[Date Prev][Date Next] [Chronological] [Thread] [Top]

Re: (ITS#8475) Feature request: MDB low durability transactions

On 06. aug. 2016 17:38, bentrask@comcast.net wrote:
> Transaction commits are one of the few bottlenecks in MDB, because it has to
> fsync twice, sequentially.
> I think MDB could support mixed low and high durability transactions in the same
> database by adding per-page checksums and a third root page. The idea is that
> when committing a low-durability transaction, no fsyncs are performed. (...)

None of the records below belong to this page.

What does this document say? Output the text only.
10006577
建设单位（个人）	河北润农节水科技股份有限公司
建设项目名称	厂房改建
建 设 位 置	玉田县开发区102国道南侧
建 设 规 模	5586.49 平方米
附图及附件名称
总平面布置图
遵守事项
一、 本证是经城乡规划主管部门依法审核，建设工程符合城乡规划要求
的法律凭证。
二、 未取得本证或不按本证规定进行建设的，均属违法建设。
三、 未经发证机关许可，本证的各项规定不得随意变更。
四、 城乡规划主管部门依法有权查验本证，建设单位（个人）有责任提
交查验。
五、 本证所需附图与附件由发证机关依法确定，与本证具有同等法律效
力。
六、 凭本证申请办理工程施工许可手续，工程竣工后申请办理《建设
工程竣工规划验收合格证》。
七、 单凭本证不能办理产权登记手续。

Yesno.  We can get rid of fsyncs, but not that way.  Checksumming each
page isn't enough.  We must know it's the right version of the page and
not e.g. a similar page from a previous aborted transaction.  To commit
a branch or meta page, we'd need to scan its children and checksum the
page headers (thus including their checksum) of each.  Expensive.

IIRC there are three things we can do:

- Use and fsync a WAL (write-ahead log) instead of the database pages.
   That can be cheaper because it writes one contiguous region instead
   of a lot of random-access pages.  Requires recovery after a crash.

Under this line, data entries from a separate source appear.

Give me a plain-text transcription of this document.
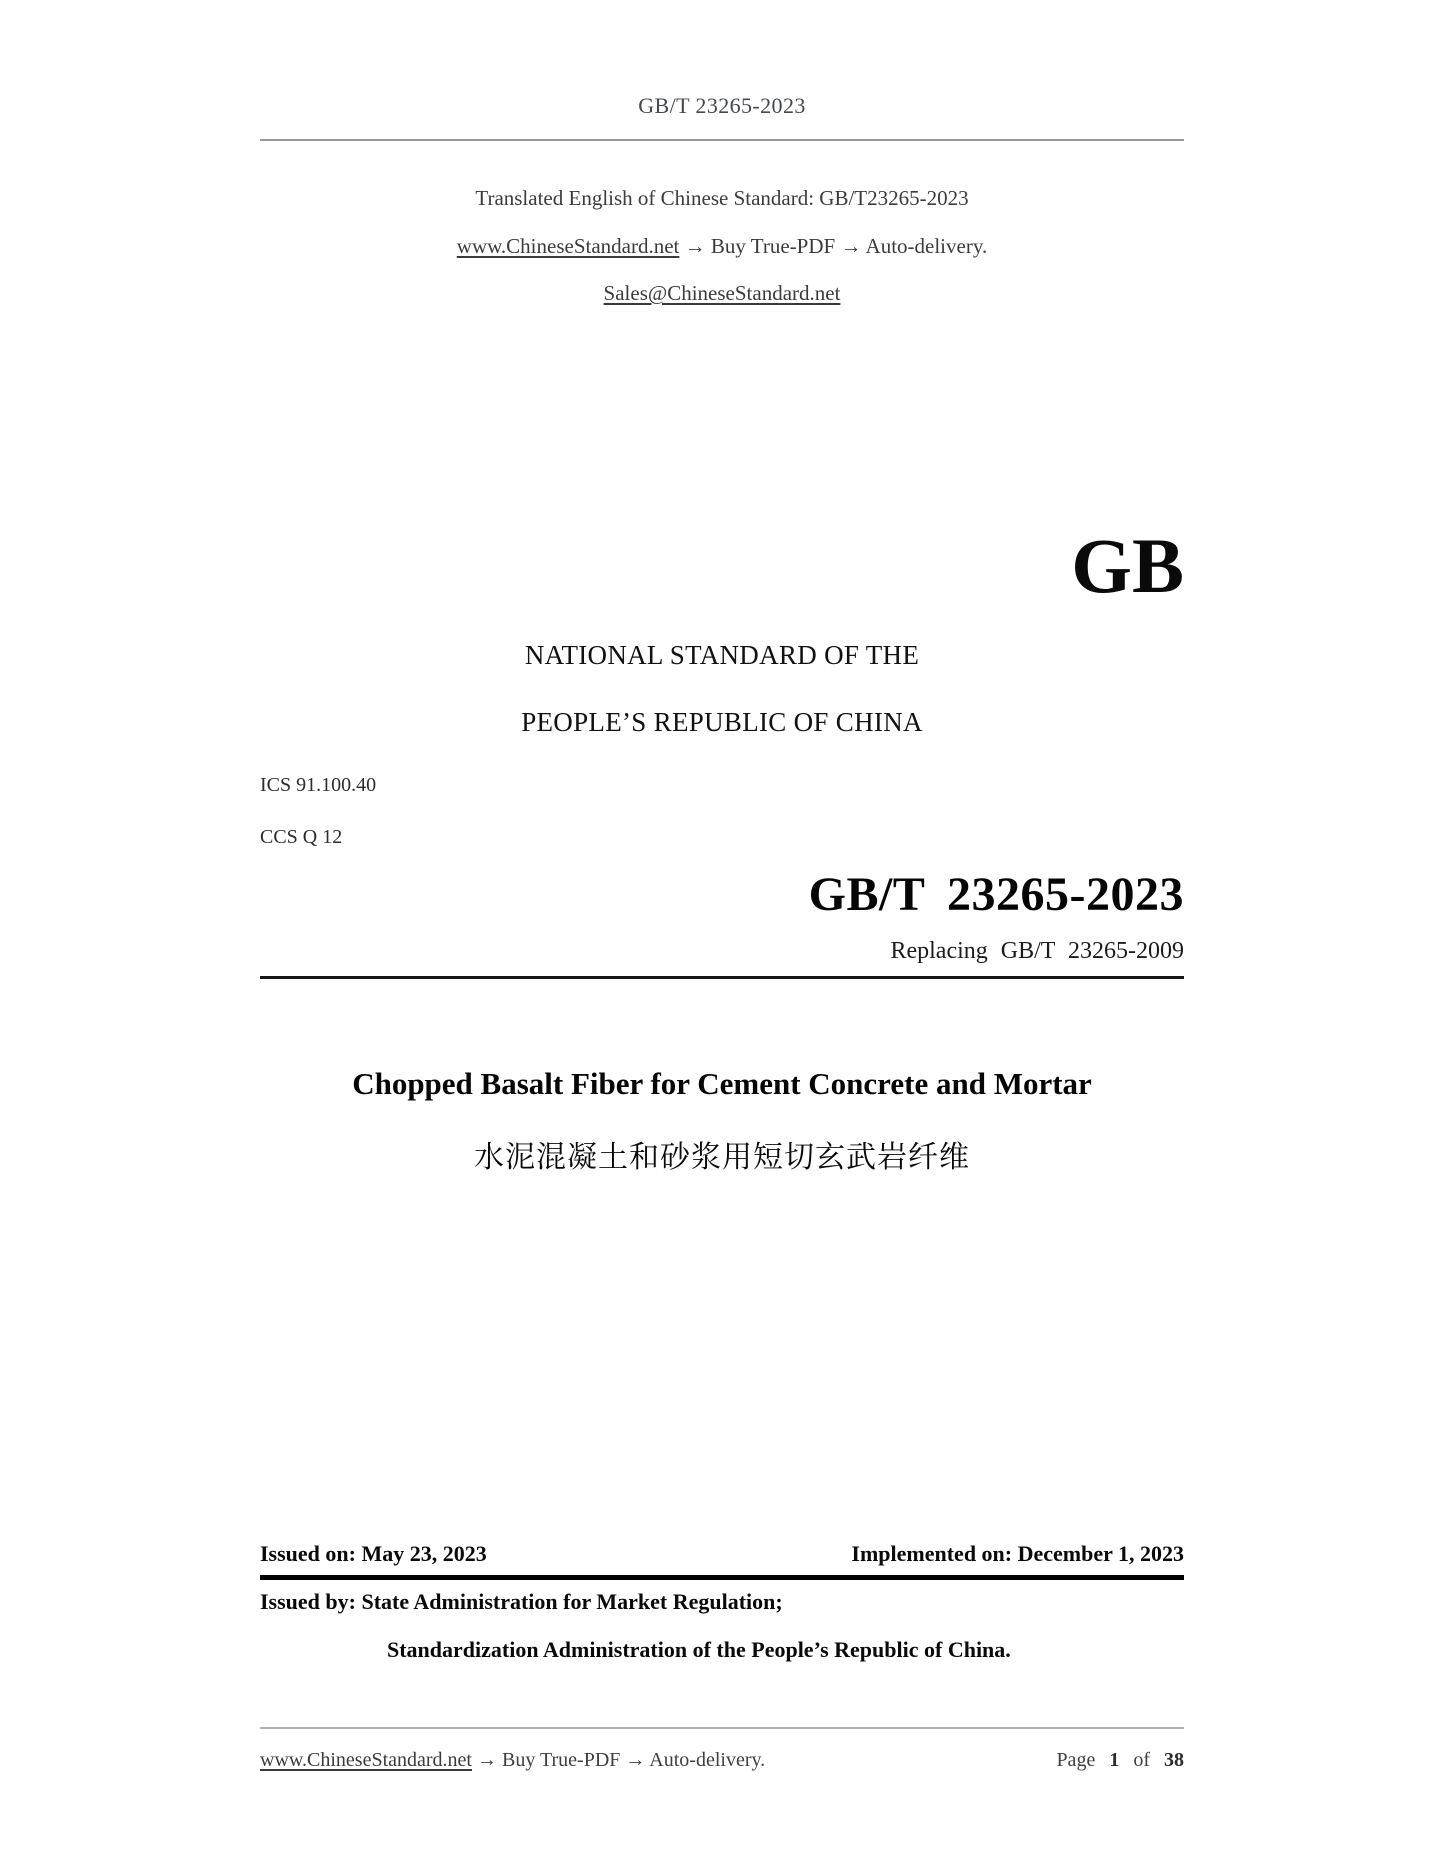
GB/T 23265-2023
Translated English of Chinese Standard: GB/T23265-2023
www.ChineseStandard.net → Buy True-PDF → Auto-delivery.
Sales@ChineseStandard.net
GB
NATIONAL STANDARD OF THE
PEOPLE’S REPUBLIC OF CHINA
ICS 91.100.40
CCS Q 12
GB/T 23265-2023
Replacing GB/T 23265-2009
Chopped Basalt Fiber for Cement Concrete and Mortar
水泥混凝土和砂浆用短切玄武岩纤维
Issued on: May 23, 2023	Implemented on: December 1, 2023
Issued by: State Administration for Market Regulation;
Standardization Administration of the People’s Republic of China.
www.ChineseStandard.net → Buy True-PDF → Auto-delivery.	Page 1 of 38
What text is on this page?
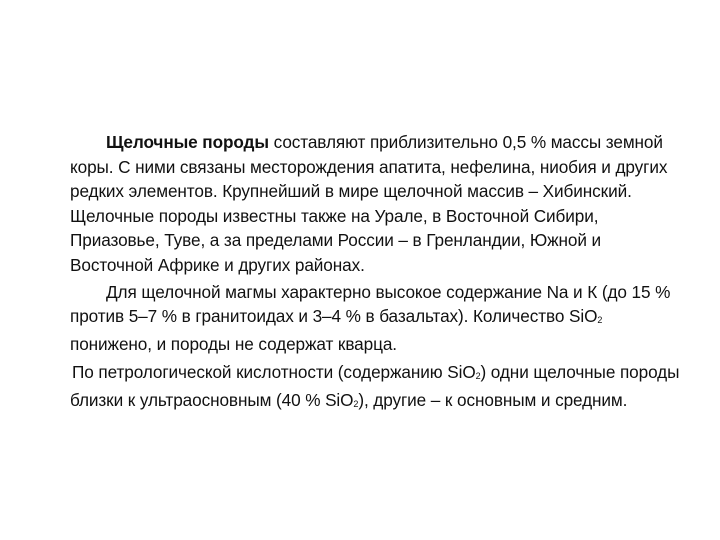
Щелочные породы составляют приблизительно 0,5 % массы земной коры. С ними связаны месторождения апатита, нефелина, ниобия и других редких элементов. Крупнейший в мире щелочной массив – Хибинский. Щелочные породы известны также на Урале, в Восточной Сибири, Приазовье, Туве, а за пределами России – в Гренландии, Южной и Восточной Африке и других районах.

Для щелочной магмы характерно высокое содержание Na и К (до 15 % против 5–7 % в гранитоидах и 3–4 % в базальтах). Количество SiO$_2$ понижено, и породы не содержат кварца.

По петрологической кислотности (содержанию SiO$_2$) одни щелочные породы близки к ультраосновным (40 % SiO$_2$), другие – к основным и средним.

- Volatile metapages which mdb_env_open() _always_ throws away if no
   other environment is already open.  They are lost of the application
   crashes/exits without doing a final checkpoint.

- Improve that a bit: Put them in a shared memory region, since that
   won't survive a system crash (unlike if we put them in the lockfile).
   That way they'll survive application crash provided something does
   a checkpoint before next system crash.

We've discussed these sometimes and there are caveats for some of them,
I don't quite remember.  One issue is that a "system crash" isn't the
only thing which can lose unsynced pages.  Another is unmounting and
re-mounting the disk (i.e. an USB disk).